The New Bedford Evening Standard of July 10, 1905 ran a three-column article, entitled “CUTTYHUNKERS PROTEST,” which gave their arguments against the state’s plans and their suggestion that the hospital be located on the island of Nomansland on the other side of Martha’s Vineyard. One of the selectmen said of Penikese Island:
It’s no place for a leper colony. The island is too valuable to be used for such a purpose. The time is coming when Penikese will be a valuable summer resort. It should not be turned into a station for the reception of the filth and disease of the state.

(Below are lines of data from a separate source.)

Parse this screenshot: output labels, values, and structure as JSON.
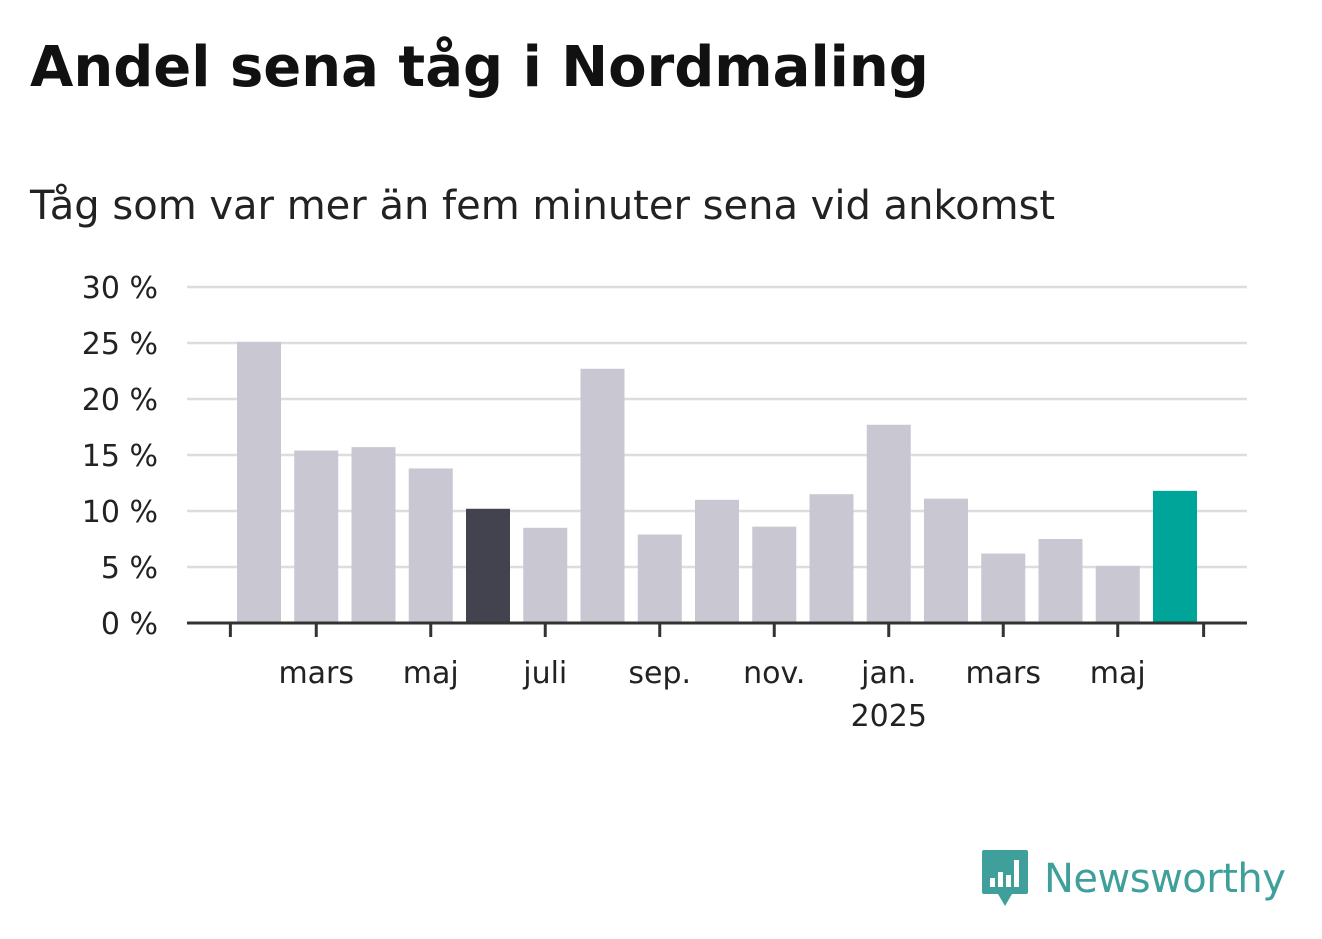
{
  "title": "Andel sena tåg i Nordmaling",
  "subtitle": "Tåg som var mer än fem minuter sena vid ankomst",
  "brand": {
    "name": "Newsworthy",
    "color": "#3f9f9a",
    "icon": "newsworthy-logo-icon"
  },
  "colors": {
    "default_bar": "#c8c7d2",
    "highlight_dark": "#43424f",
    "highlight_latest": "#00a59a",
    "grid": "#dddddd",
    "axis": "#333333"
  },
  "chart_data": {
    "type": "bar",
    "y_tick_labels": [
      "0 %",
      "5 %",
      "10 %",
      "15 %",
      "20 %",
      "25 %",
      "30 %"
    ],
    "y_ticks": [
      0,
      5,
      10,
      15,
      20,
      25,
      30
    ],
    "ylim": [
      0,
      30
    ],
    "grid": true,
    "x_tick_labels": [
      {
        "after_bar": 1,
        "label": "mars",
        "sublabel": ""
      },
      {
        "after_bar": 3,
        "label": "maj",
        "sublabel": ""
      },
      {
        "after_bar": 5,
        "label": "juli",
        "sublabel": ""
      },
      {
        "after_bar": 7,
        "label": "sep.",
        "sublabel": ""
      },
      {
        "after_bar": 9,
        "label": "nov.",
        "sublabel": ""
      },
      {
        "after_bar": 11,
        "label": "jan.",
        "sublabel": "2025"
      },
      {
        "after_bar": 13,
        "label": "mars",
        "sublabel": ""
      },
      {
        "after_bar": 15,
        "label": "maj",
        "sublabel": ""
      }
    ],
    "bars": [
      {
        "value": 25.1,
        "highlight": "none"
      },
      {
        "value": 15.4,
        "highlight": "none"
      },
      {
        "value": 15.7,
        "highlight": "none"
      },
      {
        "value": 13.8,
        "highlight": "none"
      },
      {
        "value": 10.2,
        "highlight": "dark"
      },
      {
        "value": 8.5,
        "highlight": "none"
      },
      {
        "value": 22.7,
        "highlight": "none"
      },
      {
        "value": 7.9,
        "highlight": "none"
      },
      {
        "value": 11.0,
        "highlight": "none"
      },
      {
        "value": 8.6,
        "highlight": "none"
      },
      {
        "value": 11.5,
        "highlight": "none"
      },
      {
        "value": 17.7,
        "highlight": "none"
      },
      {
        "value": 11.1,
        "highlight": "none"
      },
      {
        "value": 6.2,
        "highlight": "none"
      },
      {
        "value": 7.5,
        "highlight": "none"
      },
      {
        "value": 5.1,
        "highlight": "none"
      },
      {
        "value": 11.8,
        "highlight": "latest"
      }
    ]
  }
}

But the people so characterized had to be placed somewhere and, despite such opposition, the state held firm this time and Penikese Island became the site of the Massachusetts State Leprosarium.
By November 18, 1905 Penikese Island was ready to receive its new inhabitants and they were assembled in Fairhaven. They left for the island on the sloop “Keepsake,” which had been purchased for the use of the island hospital. The five patients consisted of two Chinese men, who were assigned to one cottage, two Cape Verdean men, who were assigned to another, and a Cape Verdean woman, who had a cottage to herself. One of the attendants took up lodging in the remaining cottage. Dr. Louis Edmonds was placed in charge of the hospital. He had been a general practitioner in Harwich and was the doctor who had reported the case of Hansen’s disease there. Edmonds, a native of Lancashire, had graduated from Harvard Medical School in 1893 at the age of 47. Edmonds stayed at the hospital for two years. In caring for the patients he stressed the value of fresh air, good food and exercise. The male patients who were able to work were employed to help in building the various structures needed on the island. Besides being economical it was good for the morale of the patients. Farming operations were begun to provide some self-sufficiency for the hospital and again patients were used as workers. Five new patients were admitted in 1907: three from Russia, one from New Orleans and one from Trinidad. Two new cottages were built to house them. A good start had been made but conditions were very trying, especially the feeling of isolation out on the island, and Dr. Edmonds left his position at the end of 1907.